Wyzwanie Restauracji Primo już przyjęła Mała Sycylia i nominowała do wyzwania kolejne lokale. Tomasz Piskorowski, właściciel restauracji mówi wprost, że jest bliski załamania, ale na razie robi wszystko, by nie zamykać lokalu.
– W tym momencie rozszerzyliśmy ofertę o domowe pierogi, cały czas myślimy o nowych sposobach na rozreklamowanie się, jak na przykład ulotki. Chcemy dotrzeć do ludzi z informacją, że cały czas działamy.

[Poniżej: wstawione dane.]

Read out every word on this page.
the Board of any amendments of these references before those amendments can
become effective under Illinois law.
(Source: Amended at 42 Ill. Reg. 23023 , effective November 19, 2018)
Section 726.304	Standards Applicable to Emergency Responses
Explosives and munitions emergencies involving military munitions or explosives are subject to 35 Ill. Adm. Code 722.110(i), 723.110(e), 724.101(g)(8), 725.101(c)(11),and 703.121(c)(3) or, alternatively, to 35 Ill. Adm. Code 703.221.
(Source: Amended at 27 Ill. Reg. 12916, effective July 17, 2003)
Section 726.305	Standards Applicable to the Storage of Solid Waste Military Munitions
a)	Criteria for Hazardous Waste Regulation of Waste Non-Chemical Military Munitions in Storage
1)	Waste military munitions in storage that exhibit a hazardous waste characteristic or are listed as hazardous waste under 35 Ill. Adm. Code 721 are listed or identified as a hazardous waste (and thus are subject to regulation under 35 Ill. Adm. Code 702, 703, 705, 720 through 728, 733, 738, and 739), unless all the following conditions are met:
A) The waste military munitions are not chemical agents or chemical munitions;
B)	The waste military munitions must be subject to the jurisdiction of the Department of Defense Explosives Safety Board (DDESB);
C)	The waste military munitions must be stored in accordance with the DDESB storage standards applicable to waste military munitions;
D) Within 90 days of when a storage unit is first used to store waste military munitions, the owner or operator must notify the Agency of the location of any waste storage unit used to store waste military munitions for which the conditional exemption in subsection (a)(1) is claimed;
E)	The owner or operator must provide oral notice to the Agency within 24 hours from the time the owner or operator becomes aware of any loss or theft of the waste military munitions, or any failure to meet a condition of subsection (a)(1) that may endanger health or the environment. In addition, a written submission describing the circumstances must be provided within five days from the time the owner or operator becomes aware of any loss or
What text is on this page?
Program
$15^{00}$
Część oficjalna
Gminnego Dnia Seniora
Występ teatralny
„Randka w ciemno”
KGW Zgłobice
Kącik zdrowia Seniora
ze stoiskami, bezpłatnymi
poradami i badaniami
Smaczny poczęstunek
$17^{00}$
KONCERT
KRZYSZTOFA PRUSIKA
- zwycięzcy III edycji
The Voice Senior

Nie poddaje się i robię wszystko by Małą Sycylię utrzymać i nie zwalniać pracowników – wyjaśnia.
Wyzwanie Restauracji Primo przyjęła także kawiarnia Zmiana Klimatu.
Łukasz Jaworski, współwłaściciel lokalu także nie zamierza się poddawać. Podkreśla jednak, że tak jak inni przedsiębiorcy zajmujący się gastronomią, są już na granicy wytrzymałości.
– Mamy kontakt z naszymi przyjaciółmi, którzy prowadzą podobne miejsca, każdy ma teraz tragedię finansową. Sytuacja jest nie do opisania, w naszym przypadku zarobki spadły do poziomu 10-20% obrotu, jaki był przed obostrzeniami. Rozumiemy też klientów, którzy wolą gotować w domu, bo też nie mają pieniędzy. Sytuacja wszystkich Polaków zaczyna być tragiczna – mówi.
Zmiana Klimatu podejmuje szereg działań, które mają poprawić sytuacje. Od tego tygodnia startuje u nich nowe menu lunchowe z dowozem.
Lokal jest także na etapie tworzenia pod własną marką drobnych produktów delikatesowych jak ręcznie robione dżemy czy konfitury.